Inflation is on the rise! Or is it? We often hear of the difference between core inflation and headline inflation, but we also have a number of different measures of inflation. The consumer price index inflation (CPI), the producer price index (PPI), and the personal consumption expenditure index (PCE) are all used to measure inflation. Which one does the Fed focus on and why? Are the other inflation measures useful or just noise? For example, the PCE index showed 1.6% inflation for the year ending August 2011.
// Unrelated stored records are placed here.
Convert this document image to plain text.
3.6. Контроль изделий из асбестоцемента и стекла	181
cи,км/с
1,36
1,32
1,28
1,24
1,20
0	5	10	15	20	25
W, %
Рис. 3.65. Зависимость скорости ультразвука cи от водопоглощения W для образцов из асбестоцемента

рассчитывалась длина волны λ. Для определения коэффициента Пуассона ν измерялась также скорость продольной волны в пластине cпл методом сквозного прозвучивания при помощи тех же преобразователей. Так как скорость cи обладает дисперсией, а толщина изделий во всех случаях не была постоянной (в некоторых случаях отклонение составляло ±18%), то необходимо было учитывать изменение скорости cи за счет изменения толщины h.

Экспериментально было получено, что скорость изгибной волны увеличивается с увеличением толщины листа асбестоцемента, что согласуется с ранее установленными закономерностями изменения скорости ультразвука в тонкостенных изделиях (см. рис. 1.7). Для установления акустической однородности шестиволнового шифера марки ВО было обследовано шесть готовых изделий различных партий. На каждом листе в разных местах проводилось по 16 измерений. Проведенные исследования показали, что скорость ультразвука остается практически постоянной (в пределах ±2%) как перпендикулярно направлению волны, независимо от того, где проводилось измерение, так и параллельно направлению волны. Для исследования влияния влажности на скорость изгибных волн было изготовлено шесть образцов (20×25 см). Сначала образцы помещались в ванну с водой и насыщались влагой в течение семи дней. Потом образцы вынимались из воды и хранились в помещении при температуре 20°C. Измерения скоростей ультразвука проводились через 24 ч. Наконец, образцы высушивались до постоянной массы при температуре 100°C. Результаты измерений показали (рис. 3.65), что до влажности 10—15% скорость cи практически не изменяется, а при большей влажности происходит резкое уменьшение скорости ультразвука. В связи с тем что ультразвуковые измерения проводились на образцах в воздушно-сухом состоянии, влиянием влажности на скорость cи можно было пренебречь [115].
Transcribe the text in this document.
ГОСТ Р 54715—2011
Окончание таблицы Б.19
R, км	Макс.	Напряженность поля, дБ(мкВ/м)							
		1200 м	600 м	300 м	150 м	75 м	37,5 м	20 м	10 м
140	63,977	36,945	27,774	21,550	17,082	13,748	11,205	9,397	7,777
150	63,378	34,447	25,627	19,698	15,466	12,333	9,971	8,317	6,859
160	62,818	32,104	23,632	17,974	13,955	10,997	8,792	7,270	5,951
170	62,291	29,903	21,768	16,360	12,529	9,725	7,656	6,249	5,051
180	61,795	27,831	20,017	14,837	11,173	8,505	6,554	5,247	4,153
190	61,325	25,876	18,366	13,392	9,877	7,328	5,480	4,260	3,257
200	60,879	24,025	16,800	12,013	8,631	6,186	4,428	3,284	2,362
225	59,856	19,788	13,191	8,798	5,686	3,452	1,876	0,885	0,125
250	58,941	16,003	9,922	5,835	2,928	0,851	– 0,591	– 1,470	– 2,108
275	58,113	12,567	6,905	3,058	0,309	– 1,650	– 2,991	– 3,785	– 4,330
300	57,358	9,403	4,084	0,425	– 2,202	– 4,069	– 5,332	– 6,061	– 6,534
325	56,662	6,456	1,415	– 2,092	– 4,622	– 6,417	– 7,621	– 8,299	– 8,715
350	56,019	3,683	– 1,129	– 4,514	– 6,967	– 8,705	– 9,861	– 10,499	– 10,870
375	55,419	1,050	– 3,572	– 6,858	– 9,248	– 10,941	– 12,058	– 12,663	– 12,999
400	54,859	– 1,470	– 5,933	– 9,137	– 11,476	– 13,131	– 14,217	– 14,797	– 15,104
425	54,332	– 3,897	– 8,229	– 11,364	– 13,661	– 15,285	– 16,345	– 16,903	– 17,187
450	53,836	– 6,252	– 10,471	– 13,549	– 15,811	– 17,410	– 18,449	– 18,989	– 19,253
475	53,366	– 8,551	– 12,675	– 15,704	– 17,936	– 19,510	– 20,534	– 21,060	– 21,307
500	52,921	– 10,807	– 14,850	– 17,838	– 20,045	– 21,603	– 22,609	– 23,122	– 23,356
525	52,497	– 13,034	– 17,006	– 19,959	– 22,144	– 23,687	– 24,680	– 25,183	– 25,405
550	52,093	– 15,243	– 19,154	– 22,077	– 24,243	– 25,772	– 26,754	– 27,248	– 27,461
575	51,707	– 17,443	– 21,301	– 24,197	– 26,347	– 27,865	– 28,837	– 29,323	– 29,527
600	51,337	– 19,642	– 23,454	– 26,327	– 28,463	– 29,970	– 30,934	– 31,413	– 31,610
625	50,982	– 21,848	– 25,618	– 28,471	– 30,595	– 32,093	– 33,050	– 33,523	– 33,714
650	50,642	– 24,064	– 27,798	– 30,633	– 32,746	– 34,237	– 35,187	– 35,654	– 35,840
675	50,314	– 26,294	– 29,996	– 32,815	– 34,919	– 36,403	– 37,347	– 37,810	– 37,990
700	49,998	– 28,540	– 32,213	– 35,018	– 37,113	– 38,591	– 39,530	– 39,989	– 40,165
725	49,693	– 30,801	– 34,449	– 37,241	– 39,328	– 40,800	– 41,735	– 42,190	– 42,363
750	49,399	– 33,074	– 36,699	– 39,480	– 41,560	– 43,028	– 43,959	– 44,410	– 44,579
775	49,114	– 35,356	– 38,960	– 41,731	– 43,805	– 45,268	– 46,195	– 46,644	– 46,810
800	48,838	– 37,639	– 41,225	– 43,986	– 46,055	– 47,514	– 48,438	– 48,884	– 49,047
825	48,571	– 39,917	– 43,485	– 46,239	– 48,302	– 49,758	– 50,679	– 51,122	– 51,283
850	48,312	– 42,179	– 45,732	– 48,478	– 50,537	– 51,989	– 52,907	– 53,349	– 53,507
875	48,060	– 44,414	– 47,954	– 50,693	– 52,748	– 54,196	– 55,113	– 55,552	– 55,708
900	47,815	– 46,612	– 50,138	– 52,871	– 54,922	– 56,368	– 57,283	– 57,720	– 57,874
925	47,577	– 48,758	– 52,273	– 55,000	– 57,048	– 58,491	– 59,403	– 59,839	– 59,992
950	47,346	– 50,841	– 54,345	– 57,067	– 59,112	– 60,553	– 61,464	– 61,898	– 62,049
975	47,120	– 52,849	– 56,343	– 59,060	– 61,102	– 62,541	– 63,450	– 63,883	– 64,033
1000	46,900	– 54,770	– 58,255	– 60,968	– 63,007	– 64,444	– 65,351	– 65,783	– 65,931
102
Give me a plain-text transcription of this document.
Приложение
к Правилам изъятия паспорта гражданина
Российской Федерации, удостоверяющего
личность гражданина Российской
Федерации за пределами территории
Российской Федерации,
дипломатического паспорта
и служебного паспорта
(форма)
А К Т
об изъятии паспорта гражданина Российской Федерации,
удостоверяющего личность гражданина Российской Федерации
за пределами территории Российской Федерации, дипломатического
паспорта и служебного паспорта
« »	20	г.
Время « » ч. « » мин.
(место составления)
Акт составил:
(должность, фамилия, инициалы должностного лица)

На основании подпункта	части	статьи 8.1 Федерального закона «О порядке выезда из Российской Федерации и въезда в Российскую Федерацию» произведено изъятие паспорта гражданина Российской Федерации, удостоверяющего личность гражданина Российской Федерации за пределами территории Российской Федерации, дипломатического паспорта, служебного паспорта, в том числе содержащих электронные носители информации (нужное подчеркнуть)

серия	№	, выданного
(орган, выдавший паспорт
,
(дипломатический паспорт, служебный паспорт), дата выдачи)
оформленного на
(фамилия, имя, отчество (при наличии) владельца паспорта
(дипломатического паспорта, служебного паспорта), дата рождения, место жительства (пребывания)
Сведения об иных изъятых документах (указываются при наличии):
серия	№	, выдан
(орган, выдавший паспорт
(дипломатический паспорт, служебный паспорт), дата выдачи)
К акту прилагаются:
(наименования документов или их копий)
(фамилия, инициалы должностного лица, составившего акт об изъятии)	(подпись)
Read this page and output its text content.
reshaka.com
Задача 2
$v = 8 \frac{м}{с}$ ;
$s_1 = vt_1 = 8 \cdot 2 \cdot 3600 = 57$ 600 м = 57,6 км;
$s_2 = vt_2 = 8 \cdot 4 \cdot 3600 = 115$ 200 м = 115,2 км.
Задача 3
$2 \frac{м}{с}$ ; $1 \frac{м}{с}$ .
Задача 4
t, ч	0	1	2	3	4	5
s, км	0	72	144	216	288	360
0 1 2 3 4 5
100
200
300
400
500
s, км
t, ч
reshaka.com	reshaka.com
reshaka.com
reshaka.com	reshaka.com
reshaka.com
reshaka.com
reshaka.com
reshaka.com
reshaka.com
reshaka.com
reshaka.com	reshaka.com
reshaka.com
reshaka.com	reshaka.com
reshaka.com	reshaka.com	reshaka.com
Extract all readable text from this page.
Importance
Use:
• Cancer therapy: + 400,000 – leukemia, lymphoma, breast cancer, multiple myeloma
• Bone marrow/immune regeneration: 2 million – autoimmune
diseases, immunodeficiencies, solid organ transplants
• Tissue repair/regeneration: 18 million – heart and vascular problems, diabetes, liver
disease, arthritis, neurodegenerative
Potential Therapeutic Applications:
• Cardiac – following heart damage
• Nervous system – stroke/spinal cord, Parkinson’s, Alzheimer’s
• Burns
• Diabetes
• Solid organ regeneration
Minneapolis Fed President Narayana Kocherlakota recently questioned whether or not the FOMC’s inflation target was on the rise. Worries about unhinging inflation expectations are not new. As far back as February 2009 (and probably further) some economists were predicting that inflation expectations were on the rise (it is also interesting to note the unemployment and growth projections out of the FOMC back in October 2008… Lehman month). Others (such as Goldman Sachs economists) are questioning whether the Fed should even consider targeting inflation, but rather look at nominal GDP targeting instead.
Questions to consider:
- What should the Fed target? CPI? PCE? PPI? Core? Headline? Hemline? What are the advantages of each? (The hemline is a joke… but there is such a thing called the hemline indicator)
- What would the Fed do today if they were targeting nominal GDP instead. What would this imply? Do you think the Fed could achieve that goal? What might stand in the Fed’s way?